2

I looking for a command or bash script to delete all folders except if they have a specific file type (*.pdf) in the first level subfolder.

folder01
  a.txt
  y.txt

folder02
  b.pdf
  z.txt

folder03
  h.txt
  folder03.1
    c.pdf

In the example above folder01 and folder03 needs to be deleted.

My attempt:

#!/bin/bash

shopt -s globstar

# Loop through every subdirectory.
for d in **/; do
    f=("$d"/*)
    if [[ -f "$f" && ! "${f##*/}" =~ ^*.pdf$ ]]; then
        # `echo` to ensure a test run; remove when verified.
        echo rm -r -- "$d"
    fi
done

Joel
  • 123
  • 5
  • 1
    I don’t have so much experience regarding bash script, but I posted as close as I could get. – Joel Sep 07 '22 at 20:06
  • When you say "specific file type (*.pdf)", do you want to test against the filename? (as opposed to `file -b --mime-type …` that may print `application/pdf` regardless of the filename). If so, what if `foo.pdf` happens to be a directory? or a symlink? (In other words: do [files](https://superuser.com/a/1467109/432690) of types other than regular file count?) – Kamil Maciorowski Sep 07 '22 at 20:27
  • @Joel No problem! And thank you for doing this. Seeing what effort you have made helps the community better help you solve this. – Giacomo1968 Sep 07 '22 at 20:37
  • I don't have this situation that has a folder or symbolic link called `xxx.pdf`. I can assure you, it's safe to use *.pdf as the main rule. – Joel Sep 07 '22 at 20:41
  • Is "to delete all folders except if they have a specific file type (\*.pdf) in the first level subfolder" really what you want to do? In your example you don't want to delete `folder02`. When considering `folder02` as the folder, what is the "first level subfolder" that would trigger the exception? OTOH in `folder03` `folder03.1` is a "first level subfolder" and there is a matching file in it; so why "`folder03` needs to be deleted"? Do you mean "to delete all folders except if a folder has a specific file type (\*.pdf) directly in it (i.e. not in a subfolder)"? – Kamil Maciorowski Sep 07 '22 at 21:22
  • Should the current working directory (in general: starting directory) be treated as any other directory in it? and deleted conditionally? I suppose it should never be deleted, but please clarify. – Kamil Maciorowski Sep 07 '22 at 21:25
  • The main directory (where the script is executed) will not be deleted. Just the sub directories inside it. `Folder03` will be deleted because it doesn’t have any pdf files directly inside it at level 1. Yes, it has a sub directory that have `c.pdf`, but I don’t care about any other levels, and `Folder03` needs to be deleted. – Joel Sep 08 '22 at 11:30

3 Answers3

1

The following command prints pathnames of directiories about to be deleted:

# cd to the right directory first

find . -type d ! -name . \( -exec [ -r {} ] \; -o ! -prune \) \
-exec sh -c '
   set -- "$1"/*.pdf
   ! [ -e "$1" ]
' find-sh {} \; -prune -print

If the result looks right, append -exec rm -r {} + after -print. Even if your find supports -delete, do not use it, as it cannot delete non-empty directories.

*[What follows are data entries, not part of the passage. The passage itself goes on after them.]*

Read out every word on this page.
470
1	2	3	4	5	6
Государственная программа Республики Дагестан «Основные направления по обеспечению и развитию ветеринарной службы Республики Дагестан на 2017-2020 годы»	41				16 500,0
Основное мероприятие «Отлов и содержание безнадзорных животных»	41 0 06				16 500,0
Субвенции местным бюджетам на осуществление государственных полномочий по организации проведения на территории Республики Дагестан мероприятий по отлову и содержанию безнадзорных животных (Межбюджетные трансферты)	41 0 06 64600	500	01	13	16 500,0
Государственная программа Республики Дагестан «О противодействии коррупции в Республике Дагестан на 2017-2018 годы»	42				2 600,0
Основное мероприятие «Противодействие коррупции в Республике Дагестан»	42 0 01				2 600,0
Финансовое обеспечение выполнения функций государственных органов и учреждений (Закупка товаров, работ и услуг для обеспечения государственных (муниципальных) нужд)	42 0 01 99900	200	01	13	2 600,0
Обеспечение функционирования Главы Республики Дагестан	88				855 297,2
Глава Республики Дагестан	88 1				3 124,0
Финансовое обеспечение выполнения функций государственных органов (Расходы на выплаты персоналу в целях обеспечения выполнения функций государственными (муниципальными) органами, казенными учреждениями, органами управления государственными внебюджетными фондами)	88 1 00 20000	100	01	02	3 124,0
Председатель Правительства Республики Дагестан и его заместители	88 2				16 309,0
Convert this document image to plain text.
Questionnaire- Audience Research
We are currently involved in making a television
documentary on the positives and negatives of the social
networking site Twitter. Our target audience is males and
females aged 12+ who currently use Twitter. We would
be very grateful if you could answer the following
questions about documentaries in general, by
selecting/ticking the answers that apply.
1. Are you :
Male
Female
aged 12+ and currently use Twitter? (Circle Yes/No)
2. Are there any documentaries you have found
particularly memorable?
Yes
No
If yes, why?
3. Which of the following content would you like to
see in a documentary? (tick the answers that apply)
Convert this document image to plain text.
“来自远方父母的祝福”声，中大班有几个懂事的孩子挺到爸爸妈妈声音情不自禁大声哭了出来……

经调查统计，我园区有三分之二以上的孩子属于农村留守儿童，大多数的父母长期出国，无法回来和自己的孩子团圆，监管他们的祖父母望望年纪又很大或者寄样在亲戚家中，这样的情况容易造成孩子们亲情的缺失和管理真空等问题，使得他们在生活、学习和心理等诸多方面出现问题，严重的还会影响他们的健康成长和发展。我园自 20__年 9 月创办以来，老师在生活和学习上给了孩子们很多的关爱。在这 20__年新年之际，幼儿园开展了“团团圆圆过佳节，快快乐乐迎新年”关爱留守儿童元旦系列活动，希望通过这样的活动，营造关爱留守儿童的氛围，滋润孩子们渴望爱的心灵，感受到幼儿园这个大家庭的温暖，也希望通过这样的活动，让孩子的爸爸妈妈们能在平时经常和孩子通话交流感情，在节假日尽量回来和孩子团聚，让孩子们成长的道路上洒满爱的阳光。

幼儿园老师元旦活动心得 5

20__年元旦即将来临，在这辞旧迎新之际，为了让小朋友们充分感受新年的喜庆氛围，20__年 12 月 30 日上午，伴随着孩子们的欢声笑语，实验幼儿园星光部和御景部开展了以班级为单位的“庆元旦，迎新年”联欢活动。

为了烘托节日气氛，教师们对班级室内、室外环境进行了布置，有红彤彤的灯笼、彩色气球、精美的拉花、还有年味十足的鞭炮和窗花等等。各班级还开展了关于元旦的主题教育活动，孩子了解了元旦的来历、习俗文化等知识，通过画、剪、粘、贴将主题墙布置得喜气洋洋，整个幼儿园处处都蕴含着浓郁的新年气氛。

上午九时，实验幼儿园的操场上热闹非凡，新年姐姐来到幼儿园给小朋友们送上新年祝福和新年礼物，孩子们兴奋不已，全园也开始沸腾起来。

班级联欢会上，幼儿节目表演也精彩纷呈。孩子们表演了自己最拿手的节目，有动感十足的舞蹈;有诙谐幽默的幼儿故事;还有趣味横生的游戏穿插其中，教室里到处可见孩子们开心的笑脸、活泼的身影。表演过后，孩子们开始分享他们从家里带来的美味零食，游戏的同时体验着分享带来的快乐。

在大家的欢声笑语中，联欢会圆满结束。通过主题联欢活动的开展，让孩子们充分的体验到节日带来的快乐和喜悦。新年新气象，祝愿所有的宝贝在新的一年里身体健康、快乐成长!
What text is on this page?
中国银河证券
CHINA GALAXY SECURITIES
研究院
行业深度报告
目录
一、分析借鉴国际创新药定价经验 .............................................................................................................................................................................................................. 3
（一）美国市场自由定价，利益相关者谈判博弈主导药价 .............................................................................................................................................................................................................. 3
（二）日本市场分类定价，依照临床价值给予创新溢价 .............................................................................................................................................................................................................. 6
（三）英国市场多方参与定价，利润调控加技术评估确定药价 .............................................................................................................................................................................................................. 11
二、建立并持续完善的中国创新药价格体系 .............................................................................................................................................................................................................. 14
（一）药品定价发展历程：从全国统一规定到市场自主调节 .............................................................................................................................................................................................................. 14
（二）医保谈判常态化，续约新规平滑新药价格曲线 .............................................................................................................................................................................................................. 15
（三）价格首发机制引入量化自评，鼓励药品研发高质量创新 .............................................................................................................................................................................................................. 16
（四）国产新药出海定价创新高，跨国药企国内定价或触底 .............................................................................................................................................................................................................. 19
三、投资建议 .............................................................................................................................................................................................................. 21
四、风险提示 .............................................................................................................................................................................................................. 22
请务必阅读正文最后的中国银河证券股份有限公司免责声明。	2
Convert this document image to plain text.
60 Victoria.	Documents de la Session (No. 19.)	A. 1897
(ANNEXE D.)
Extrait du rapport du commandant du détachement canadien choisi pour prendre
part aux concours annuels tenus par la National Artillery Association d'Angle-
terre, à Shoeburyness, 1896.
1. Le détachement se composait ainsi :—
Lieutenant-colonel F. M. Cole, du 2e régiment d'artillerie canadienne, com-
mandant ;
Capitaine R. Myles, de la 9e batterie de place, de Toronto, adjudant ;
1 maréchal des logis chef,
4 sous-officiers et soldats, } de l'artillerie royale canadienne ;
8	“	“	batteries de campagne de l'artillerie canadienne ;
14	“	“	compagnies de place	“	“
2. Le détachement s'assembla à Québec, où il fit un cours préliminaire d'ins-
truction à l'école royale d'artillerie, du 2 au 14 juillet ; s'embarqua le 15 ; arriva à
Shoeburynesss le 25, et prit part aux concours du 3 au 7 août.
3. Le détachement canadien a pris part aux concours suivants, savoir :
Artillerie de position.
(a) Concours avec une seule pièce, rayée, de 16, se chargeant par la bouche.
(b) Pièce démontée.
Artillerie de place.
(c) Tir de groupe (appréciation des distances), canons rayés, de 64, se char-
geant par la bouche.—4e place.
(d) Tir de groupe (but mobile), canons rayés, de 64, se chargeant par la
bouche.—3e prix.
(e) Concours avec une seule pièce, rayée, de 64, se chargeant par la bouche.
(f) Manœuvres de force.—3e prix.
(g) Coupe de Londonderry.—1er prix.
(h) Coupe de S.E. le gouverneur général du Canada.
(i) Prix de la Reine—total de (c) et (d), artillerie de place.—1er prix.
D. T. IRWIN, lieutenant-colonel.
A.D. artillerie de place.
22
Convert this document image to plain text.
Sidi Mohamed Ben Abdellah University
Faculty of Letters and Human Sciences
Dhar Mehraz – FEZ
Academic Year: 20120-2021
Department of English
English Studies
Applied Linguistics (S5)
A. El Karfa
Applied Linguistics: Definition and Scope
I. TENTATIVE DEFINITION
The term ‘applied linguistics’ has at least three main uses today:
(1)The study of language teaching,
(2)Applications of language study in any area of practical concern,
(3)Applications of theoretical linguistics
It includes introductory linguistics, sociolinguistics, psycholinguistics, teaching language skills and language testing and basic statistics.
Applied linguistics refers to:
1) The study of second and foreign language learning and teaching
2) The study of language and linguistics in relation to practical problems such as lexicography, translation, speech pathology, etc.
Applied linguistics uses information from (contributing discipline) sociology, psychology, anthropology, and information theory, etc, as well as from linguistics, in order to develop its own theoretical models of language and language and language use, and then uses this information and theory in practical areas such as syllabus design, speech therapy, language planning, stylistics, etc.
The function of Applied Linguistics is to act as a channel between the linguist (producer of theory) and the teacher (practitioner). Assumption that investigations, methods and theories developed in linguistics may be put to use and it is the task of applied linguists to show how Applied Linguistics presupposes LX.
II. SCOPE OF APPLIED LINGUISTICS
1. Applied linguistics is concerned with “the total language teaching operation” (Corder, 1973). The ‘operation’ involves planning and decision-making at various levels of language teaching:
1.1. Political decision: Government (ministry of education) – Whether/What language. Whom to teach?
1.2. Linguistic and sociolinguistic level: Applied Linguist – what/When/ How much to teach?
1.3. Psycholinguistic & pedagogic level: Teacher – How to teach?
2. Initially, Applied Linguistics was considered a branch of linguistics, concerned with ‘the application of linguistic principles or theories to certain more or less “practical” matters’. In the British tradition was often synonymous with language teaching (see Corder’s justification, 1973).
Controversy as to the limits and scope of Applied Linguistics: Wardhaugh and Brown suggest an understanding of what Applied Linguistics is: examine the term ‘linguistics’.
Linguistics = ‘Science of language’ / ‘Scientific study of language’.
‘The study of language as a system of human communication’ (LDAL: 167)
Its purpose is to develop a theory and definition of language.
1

The code works by running a shell per each directory in consideration. The shell uses globbing to detect files matching *.pdf in the directory. Few remarks:

  • -prune near the end prevents find from descending into directories that will be deleted anyway. E.g. there is no point in checking ./folder03/folder03.1 after we qualify ./folder03 for deletion. And to be clear: deleting ./folder03 with rm -r implies deleting ./folder03/folder03.1, even if there's a file matching *.pdf in folder03.1.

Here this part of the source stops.